For those two hours on Saturday, the Timmons Brothers proved again and again that they have this knack for rock music archaeology by unearthing, replaying and rekindling songs and feelings from that great era in American music.
As a Philadelphia disc jockey once blabbed, “Keep on rockin’, ’cause you only rock once.”
It could very well be John and Dave’s mantra.
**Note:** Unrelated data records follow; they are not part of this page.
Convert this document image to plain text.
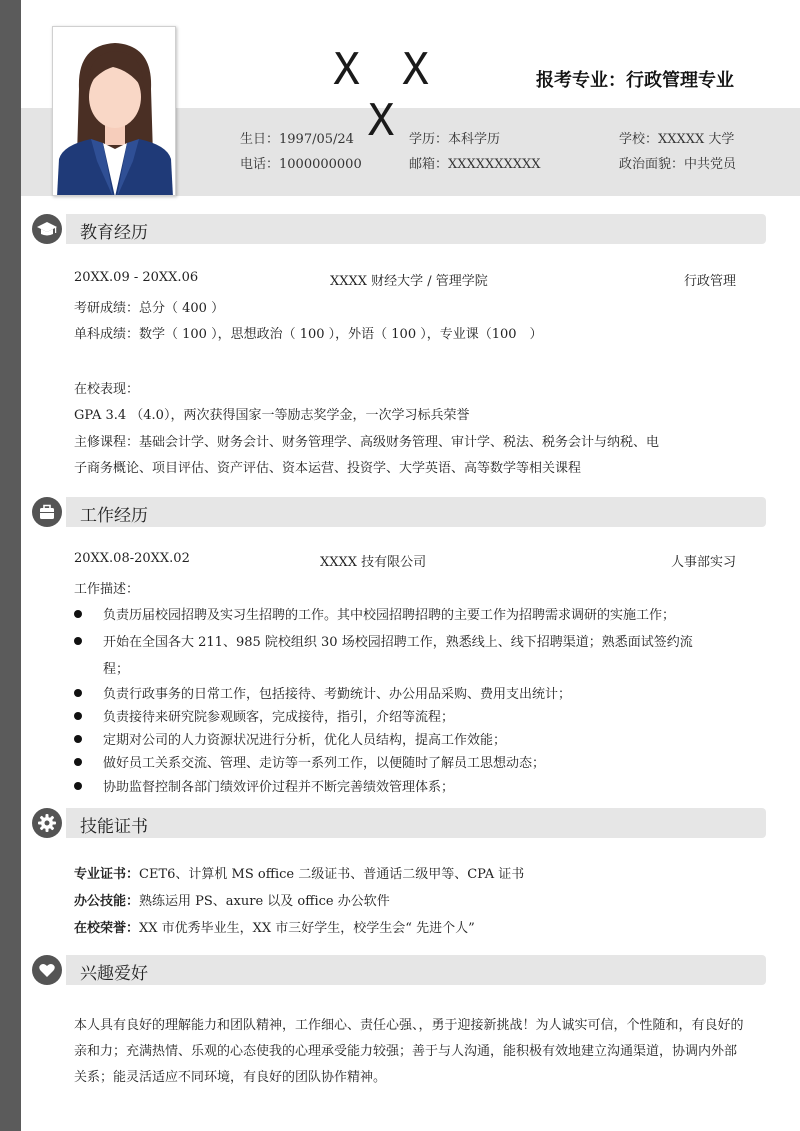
X X X
报考专业：行政管理专业
生日：1997/05/24	学历：本科学历	学校：XXXXX 大学
电话：1000000000	邮箱：XXXXXXXXXX	政治面貌：中共党员
教育经历
20XX.09 - 20XX.06	XXXX 财经大学 / 管理学院	行政管理
考研成绩：总分（ 400 ）
单科成绩：数学（ 100 ），思想政治（ 100 ），外语（ 100 ），专业课（100　）
在校表现：
GPA 3.4 （4.0），两次获得国家一等励志奖学金，一次学习标兵荣誉
主修课程：基础会计学、财务会计、财务管理学、高级财务管理、审计学、税法、税务会计与纳税、电
子商务概论、项目评估、资产评估、资本运营、投资学、大学英语、高等数学等相关课程
工作经历
20XX.08-20XX.02	XXXX 技有限公司	人事部实习
工作描述：
负责历届校园招聘及实习生招聘的工作。其中校园招聘招聘的主要工作为招聘需求调研的实施工作；
开始在全国各大 211、985 院校组织 30 场校园招聘工作，熟悉线上、线下招聘渠道；熟悉面试签约流
程；
负责行政事务的日常工作，包括接待、考勤统计、办公用品采购、费用支出统计；
负责接待来研究院参观顾客，完成接待，指引，介绍等流程；
定期对公司的人力资源状况进行分析，优化人员结构，提高工作效能；
做好员工关系交流、管理、走访等一系列工作，以便随时了解员工思想动态；
协助监督控制各部门绩效评价过程并不断完善绩效管理体系；
技能证书
专业证书：CET6、计算机 MS office 二级证书、普通话二级甲等、CPA 证书
办公技能：熟练运用 PS、axure 以及 office 办公软件
在校荣誉：XX 市优秀毕业生，XX 市三好学生，校学生会“ 先进个人”
兴趣爱好
本人具有良好的理解能力和团队精神，工作细心、责任心强、，勇于迎接新挑战！为人诚实可信，个性随和，有良好的亲和力；充满热情、乐观的心态使我的心理承受能力较强；善于与人沟通，能积极有效地建立沟通渠道，协调内外部关系；能灵活适应不同环境，有良好的团队协作精神。
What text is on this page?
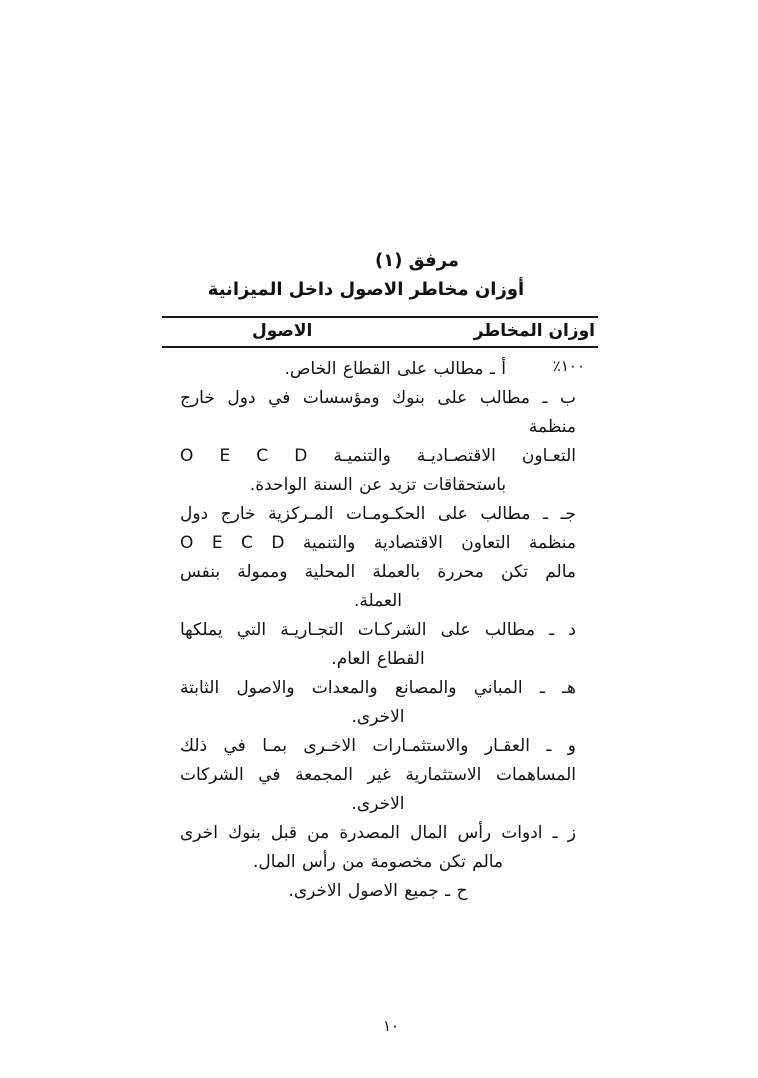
مرفق (١)
أوزان مخاطر الاصول داخل الميزانية
اوزان المخاطر
الاصول
١٠٠٪
أ ـ مطالب على القطاع الخاص.
ب ـ مطالب على بنوك ومؤسسات في دول خارج منظمة
التعـاون الاقتصـاديـة والتنميـة O E C D
باستحقاقات تزيد عن السنة الواحدة.
جـ ـ مطالب على الحكـومـات المـركزية خارج دول
منظمة التعاون الاقتصادية والتنمية O E C D
مالم تكن محررة بالعملة المحلية وممولة بنفس
العملة.
د ـ مطالب على الشركـات التجـاريـة التي يملكها
القطاع العام.
هـ ـ المباني والمصانع والمعدات والاصول الثابتة
الاخرى.
و ـ العقـار والاستثمـارات الاخـرى بمـا في ذلك
المساهمات الاستثمارية غير المجمعة في الشركات
الاخرى.
ز ـ ادوات رأس المال المصدرة من قبل بنوك اخرى
مالم تكن مخصومة من رأس المال.
ح ـ جميع الاصول الاخرى.
١٠
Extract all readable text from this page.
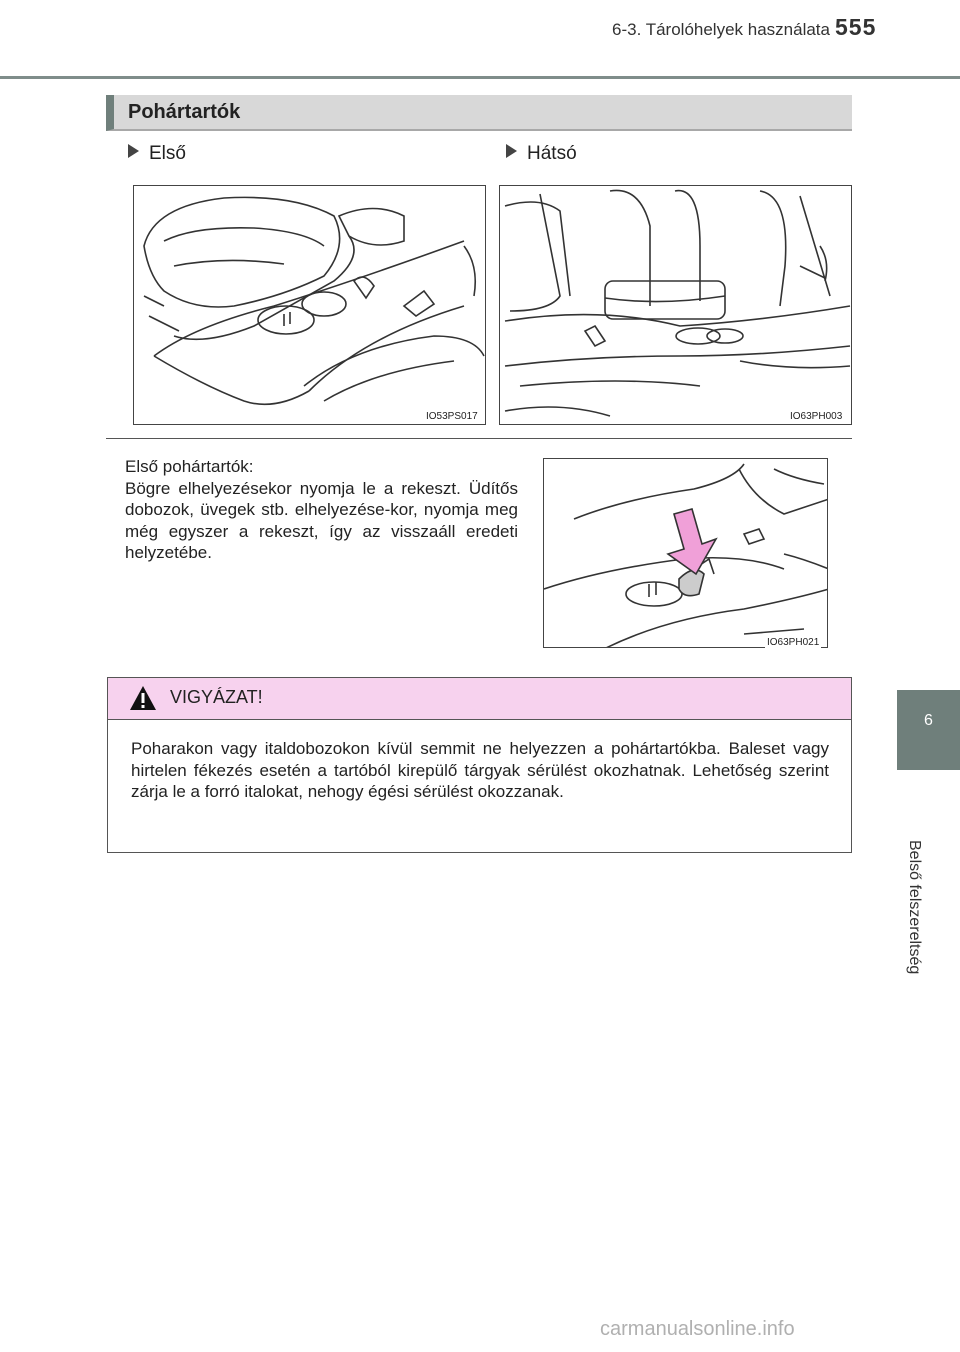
6-3. Tárolóhelyek használata 555
6
Belső felszereltség
Pohártartók
Első	Hátsó
IO53PS017	IO63PH003
Első pohártartók:
Bögre elhelyezésekor nyomja le a rekeszt. Üdítős dobozok, üvegek stb. elhelyezése-kor, nyomja meg még egyszer a rekeszt, így az visszaáll eredeti helyzetébe.
IO63PH021
VIGYÁZAT!
Poharakon vagy italdobozokon kívül semmit ne helyezzen a pohártartókba. Baleset vagy hirtelen fékezés esetén a tartóból kirepülő tárgyak sérülést okozhatnak. Lehetőség szerint zárja le a forró italokat, nehogy égési sérülést okozzanak.
carmanualsonline.info
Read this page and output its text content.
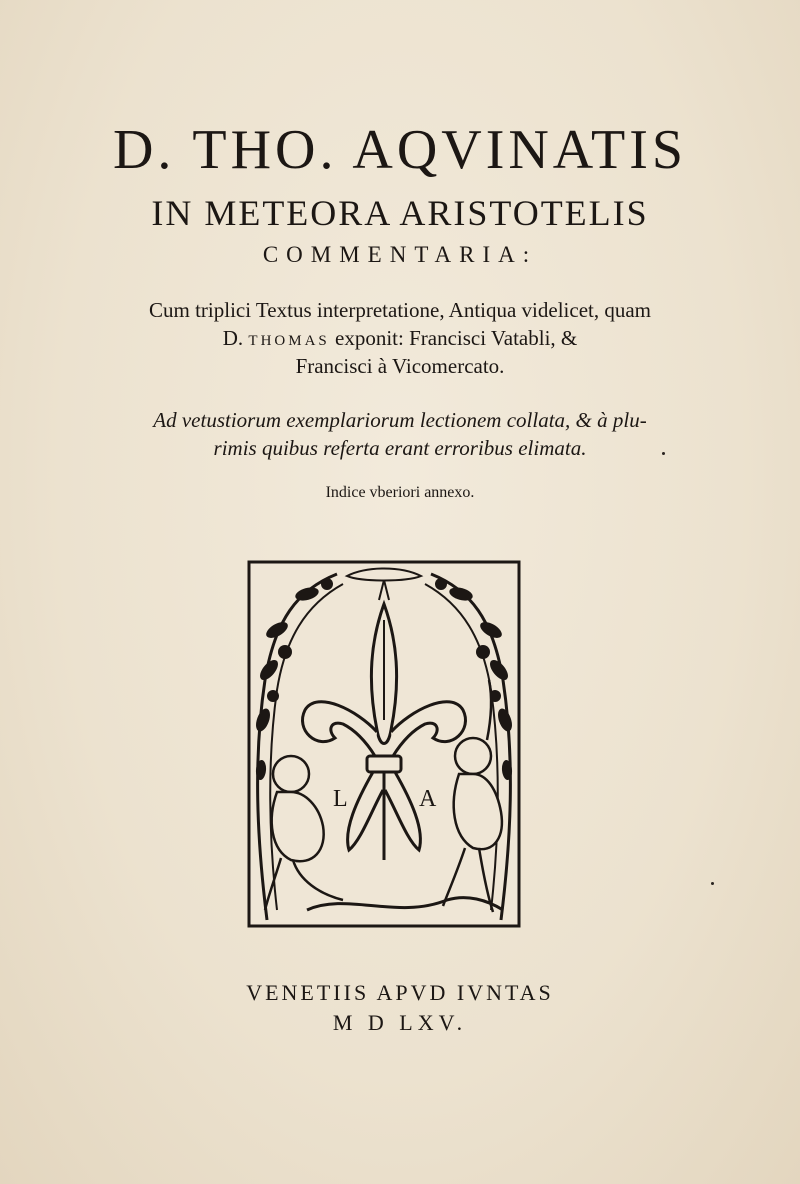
D. THO. AQVINATIS
IN METEORA ARISTOTELIS
COMMENTARIA:
Cum triplici Textus interpretatione, Antiqua videlicet, quam
D. THOMAS exponit: Francisci Vatabli, &
Francisci à Vicomercato.
Ad vetustiorum exemplariorum lectionem collata, & à plu-
rimis quibus referta erant erroribus elimata.
Indice vberiori annexo.
L	A
VENETIIS APVD IVNTAS
M D LXV.
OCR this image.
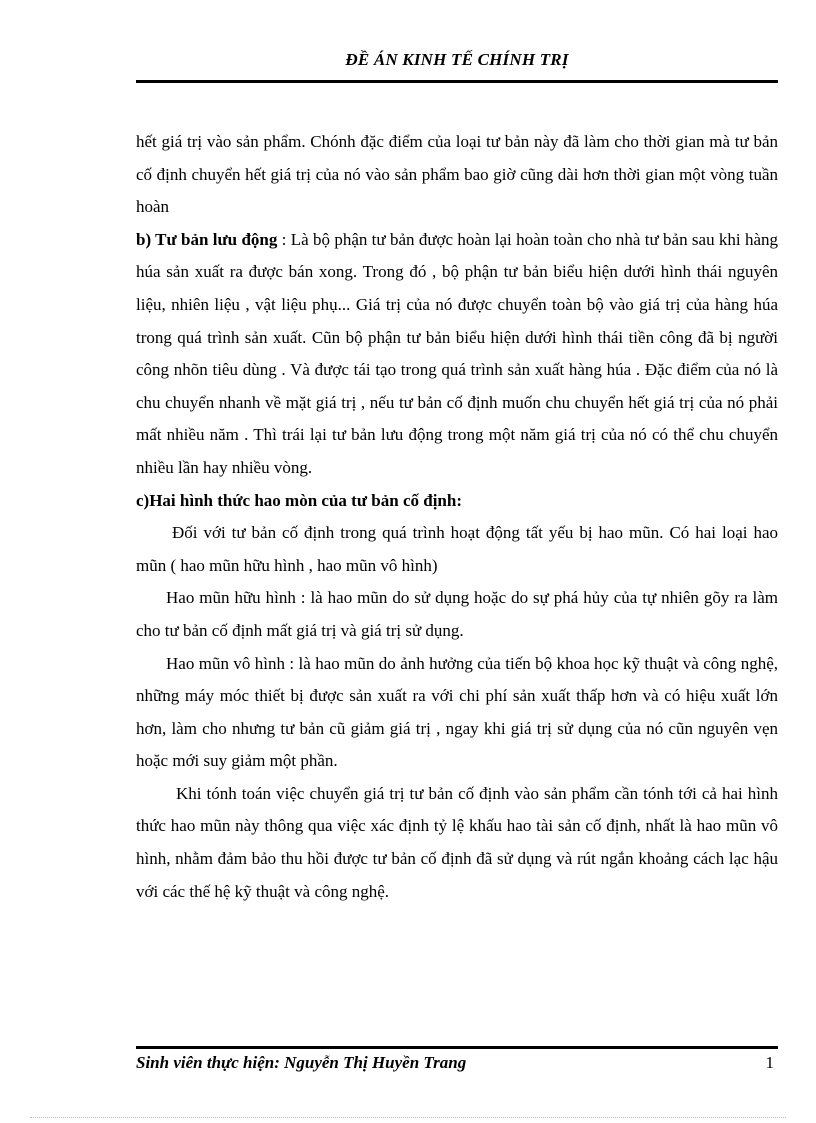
ĐỀ ÁN KINH TẾ CHÍNH TRỊ

hết giá trị vào sản phẩm. Chónh đặc điểm của loại tư bản này đã làm cho thời gian mà tư bản cố định chuyển hết giá trị của nó vào sản phẩm bao giờ cũng dài hơn thời gian một vòng tuần hoàn

b) Tư bản lưu động : Là bộ phận tư bản được hoàn lại hoàn toàn cho nhà tư bản sau khi hàng húa sản xuất ra được bán xong. Trong đó , bộ phận tư bản biểu hiện dưới hình thái nguyên liệu, nhiên liệu , vật liệu phụ... Giá trị của nó được chuyển toàn bộ vào giá trị của hàng húa trong quá trình sản xuất. Cũn bộ phận tư bản biểu hiện dưới hình thái tiền công đã bị người công nhõn tiêu dùng . Và được tái tạo trong quá trình sản xuất hàng húa . Đặc điểm của nó là chu chuyển nhanh về mặt giá trị , nếu tư bản cố định muốn chu chuyển hết giá trị của nó phải mất nhiều năm . Thì trái lại tư bản lưu động trong một năm giá trị của nó có thể chu chuyển nhiều lần hay nhiều vòng.

c)Hai hình thức hao mòn của tư bản cố định:

Đối với tư bản cố định trong quá trình hoạt động tất yếu bị hao mũn. Có hai loại hao mũn ( hao mũn hữu hình , hao mũn vô hình)

Hao mũn hữu hình : là hao mũn do sử dụng hoặc do sự phá hủy của tự nhiên gõy ra làm cho tư bản cố định mất giá trị và giá trị sử dụng.

Hao mũn vô hình : là hao mũn do ảnh hưởng của tiến bộ khoa học kỹ thuật và công nghệ, những máy móc thiết bị được sản xuất ra với chi phí sản xuất thấp hơn và có hiệu xuất lớn hơn, làm cho nhưng tư bản cũ giảm giá trị , ngay khi giá trị sử dụng của nó cũn nguyên vẹn hoặc mới suy giảm một phần.

Khi tónh toán việc chuyển giá trị tư bản cố định vào sản phẩm cần tónh tới cả hai hình thức hao mũn này thông qua việc xác định tỷ lệ khấu hao tài sản cố định, nhất là hao mũn vô hình, nhằm đảm bảo thu hồi được tư bản cố định đã sử dụng và rút ngắn khoảng cách lạc hậu với các thế hệ kỹ thuật và công nghệ.

Sinh viên thực hiện: Nguyễn Thị Huyền Trang	1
The Timmons Brothers both think this article captures the ambience and atmosphere of one of their “Rock n Roll Trivia Shows” in a creative and humorous, which signifies the core of the show – informative yet entertaining. We certainly want to acknowledge the writer of the article (Fran Odyniec -former editor of The Madison Press).
By Dean Shipley
The Timmons Brothers’ rock and roll trivia show not only continues to entertain crowds, it also continues to win awards. The show’s latest triumph came April 26 at Winthrop University in South Carolina where it won Global Learning Cultural Event status. The duo presented its program on the university campus to a packed house in Dina’s Place Theatre in Rock Hill, S.C. John and David Timmons, Mt. Sterling natives, have developed the show over several years and taken it to local and university audiences. This award is “an honor to have an event be bestowed with Cultural Event status and even more prestigious to have an event be awarded a Global Learning Cultural Event status,” said John Timmons, an assistant professor at the university. Timmons said to achieve this status on the college campus requires a special application. According to documentation in the application, the event must ensure that each student is exposed to certain out-of-class activities which may provide an opportunity to develop an awareness of life which might not otherwise be attained. Beginning in fall 2011, Winthrop University began specifically designating Global Learning cultural events. If the cultural event includes “local, regional, national, and/or international experiences that may differ from one’s own culture,” then it can be considered, according to an email from Timmons. Further, an approved cultural event is chosen from areas such as plays, films, art exhibitions and dance and musical performances or from lectures of general appeal. The Timmons Brothers began their rock and roll trivia program as a part of the Mt. Sterling Public Library outreach seven years ago. They have presented their show at local venues including the Mt. Sterling Community Center. Four years ago they took the show to the Winthrop University campus, where it won a people’s choice award during a campus orientation day. David Timmons is also a Mt. Sterling village council member. Both men are staunch supporters of obtaining Rock and Roll Hall of Fame status for Paul Revere and the Raiders.